しかし、第1話でひき逃げ逮捕されたアナウンサーの娘まみ(星乃夢奈)がタパ子に接近してくるくだりはあきらかにサスペンスの匂い。松本清張の悪女のよう。まるで「霧の旗」。

なのにタパ子は何も心配もせず楽観的という適度なバカぶりが深夜ドラマとしてちょうどよい。とにかくわかりやすいコメディー感もある社会派ドラマ。こういうのでいいんだよ。

2025年11月8日土曜日

アントニイ・バージェス「時計じかけのオレンジ」(1962)

アントニイ・バージェス「時計じかけのオレンジ」完全版(1962)乾信一郎(1906-2000)訳の2008年ハヤカワepi文庫トールサイズ(2010年4刷)で読む。
これはコロナ期に55円で売られているのを見つけてすかさず確保しておいたもの。3年積読本をようやくこの秋に読む。

キューブリック監督の映画(1971)を見たのでだいたいの話は知ってる。なのでなかなかページを開こうと思えなかった。今読んでみると、キューブリックの映画は原作にほぼ忠実。だが、主人公アレックスは原作だと15歳になっている。もっとずっと年上にしたキューブリックは正しかった。じゃないとローティーン少女との性交などは映画にすることはできない。

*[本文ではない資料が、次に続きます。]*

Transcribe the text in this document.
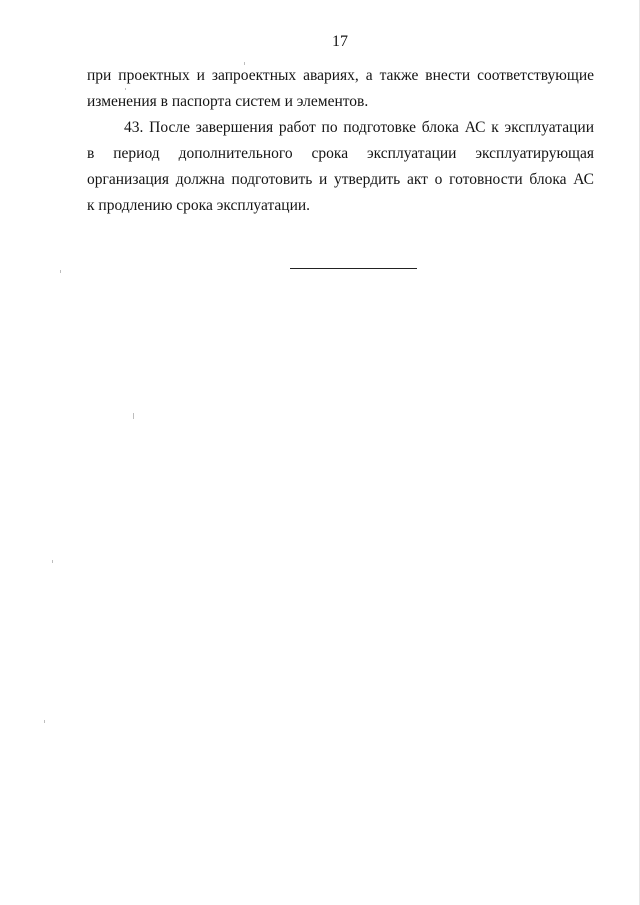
17
при проектных и запроектных авариях, а также внести соответствующие
изменения в паспорта систем и элементов.
43. После завершения работ по подготовке блока АС к эксплуатации
в период дополнительного срока эксплуатации эксплуатирующая
организация должна подготовить и утвердить акт о готовности блока АС
к продлению срока эксплуатации.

それにしてもアレックスが粗暴。路上強盗で老人をボコボコにしたりしたあげくに住居侵入と強盗で老婆を殺害してしまう。懲役14年の判決。15歳で刑務所へ。
映画は刑務所に収監されるということがシャレになんない事態なんだなと気づかせてくれる映像と演出だった。60年代英国は国力と経済力の低下から治安の悪化になすすべなかった時代。社会の目も犯罪者に厳しい。獄舎の環境が劣悪。

で、青少年の厚生を目的とする行刑としていかがなものかと政治の側から口出し。アレックスは人体実験のような更生プログラムで暴力的なものに不快感を感じるように改良。大好きだったクラシック音楽も嫌悪。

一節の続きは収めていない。